Cao Feilong, Chen Jiaying, Ye Hailiang, Zhao Jianwei, Zhou Zhenghua
Department of Mathematics and Information Sciences, China Jiliang University, Hangzhou 310018, Zhejiang Province, PR China.
Neural Netw. 2017 Jan;85:10-20. doi: 10.1016/j.neunet.2016.09.005. Epub 2016 Oct 3.

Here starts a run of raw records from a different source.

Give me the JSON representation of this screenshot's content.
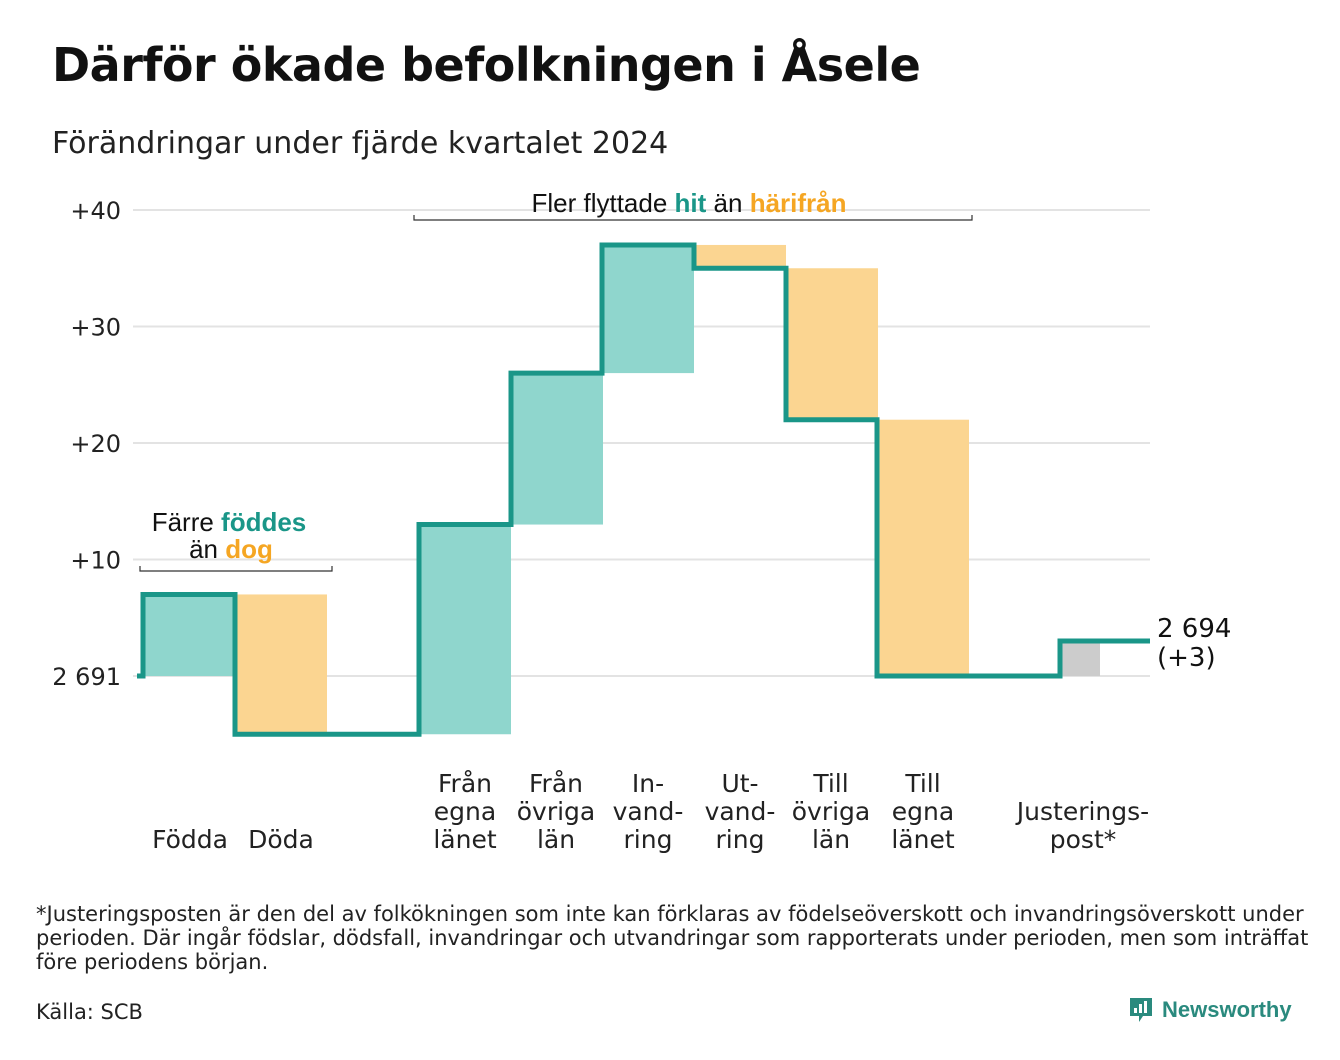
{
  "title": "Därför ökade befolkningen i Åsele",
  "subtitle": "Förändringar under fjärde kvartalet 2024",
  "colors": {
    "increase": "#8fd6cd",
    "decrease": "#fbd591",
    "adjustment": "#cccccc",
    "line": "#1a9688",
    "teal_text": "#1a9688",
    "orange_text": "#f5a623",
    "grid": "#e3e3e3",
    "brand": "#2a8a7e"
  },
  "annotations": {
    "births": {
      "line1_prefix": "Färre ",
      "line1_highlight": "föddes",
      "line2_prefix": "än ",
      "line2_highlight": "dog"
    },
    "migration": {
      "prefix": "Fler flyttade ",
      "highlight1": "hit",
      "middle": " än ",
      "highlight2": "härifrån"
    }
  },
  "chart_data": {
    "type": "waterfall",
    "title": "Därför ökade befolkningen i Åsele",
    "subtitle": "Förändringar under fjärde kvartalet 2024",
    "base_value": 2691,
    "base_label": "2 691",
    "end_label": "2 694",
    "end_change_label": "(+3)",
    "ylim": [
      -5,
      40
    ],
    "yticks": [
      {
        "value": 40,
        "label": "+40"
      },
      {
        "value": 30,
        "label": "+30"
      },
      {
        "value": 20,
        "label": "+20"
      },
      {
        "value": 10,
        "label": "+10"
      },
      {
        "value": 0,
        "label": "2 691"
      }
    ],
    "steps": [
      {
        "label": [
          "Födda"
        ],
        "from": 0,
        "to": 7,
        "kind": "increase"
      },
      {
        "label": [
          "Döda"
        ],
        "from": 7,
        "to": -5,
        "kind": "decrease"
      },
      {
        "label": [
          "Från",
          "egna",
          "länet"
        ],
        "from": -5,
        "to": 13,
        "kind": "increase"
      },
      {
        "label": [
          "Från",
          "övriga",
          "län"
        ],
        "from": 13,
        "to": 26,
        "kind": "increase"
      },
      {
        "label": [
          "In-",
          "vand-",
          "ring"
        ],
        "from": 26,
        "to": 37,
        "kind": "increase"
      },
      {
        "label": [
          "Ut-",
          "vand-",
          "ring"
        ],
        "from": 37,
        "to": 35,
        "kind": "decrease"
      },
      {
        "label": [
          "Till",
          "övriga",
          "län"
        ],
        "from": 35,
        "to": 22,
        "kind": "decrease"
      },
      {
        "label": [
          "Till",
          "egna",
          "länet"
        ],
        "from": 22,
        "to": 0,
        "kind": "decrease"
      },
      {
        "label": [
          "Justerings-",
          "post*"
        ],
        "from": 0,
        "to": 3,
        "kind": "adjustment"
      }
    ],
    "grid": true
  },
  "footnote": "*Justeringsposten är den del av folkökningen som inte kan förklaras av födelseöverskott och invandringsöverskott under perioden. Där ingår födslar, dödsfall, invandringar och utvandringar som rapporterats under perioden, men som inträffat före periodens början.",
  "source": "Källa: SCB",
  "brand": {
    "name": "Newsworthy",
    "icon": "newsworthy-logo-icon"
  }
}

Recovering the low-rank, sparse components of a given matrix is a challenging problem that arises in many real applications. Existing traditional approaches aimed at solving this problem are usually recast as a general approximation problem of a low-rank matrix. These approaches are based on the nuclear norm of the matrix, and thus in practice the rank may not be well approximated. This paper presents a new approach to solve this problem that is based on a new norm of a matrix, called the truncated nuclear norm (TNN). An efficient iterative scheme developed under the linearized alternating direction method multiple framework is proposed, where two novel iterative algorithms are designed to recover the sparse and low-rank components of matrix. More importantly, the convergence of the linearized alternating direction method multiple on our matrix recovering model is discussed and proved mathematically. To validate the effectiveness of the proposed methods, a series of comparative trials are performed on a variety of synthetic data sets. More specifically, the new methods are used to deal with problems associated with background subtraction (foreground object detection), and removing shadows and peculiarities from images of faces. Our experimental results illustrate that our new frameworks are more effective and accurate when compared with other methods.
恢复给定矩阵的低秩、稀疏分量是一个具有挑战性的问题,它出现在许多实际应用中。现有的旨在解决该问题的传统方法通常被重新表述为低秩矩阵的一般逼近问题。这些方法基于矩阵的核范数,因此在实际中秩可能无法得到很好的逼近。本文提出了一种基于矩阵的一种新范数(称为截断核范数(TNN))来解决该问题的新方法。提出了一种在线性化交替方向法多重框架下开发的高效迭代方案,其中设计了两种新颖的迭代算法来恢复矩阵的稀疏和低秩分量。更重要的是,对线性化交替方向法多重在我们的矩阵恢复模型上的收敛性进行了讨论并给出了数学证明。为了验证所提方法的有效性,在各种合成数据集上进行了一系列对比试验。更具体地说,新方法用于处理与背景减除(前景物体检测)以及从人脸图像中去除阴影和异常有关的问题。我们的实验结果表明,与其他方法相比,我们的新框架更有效、更准确。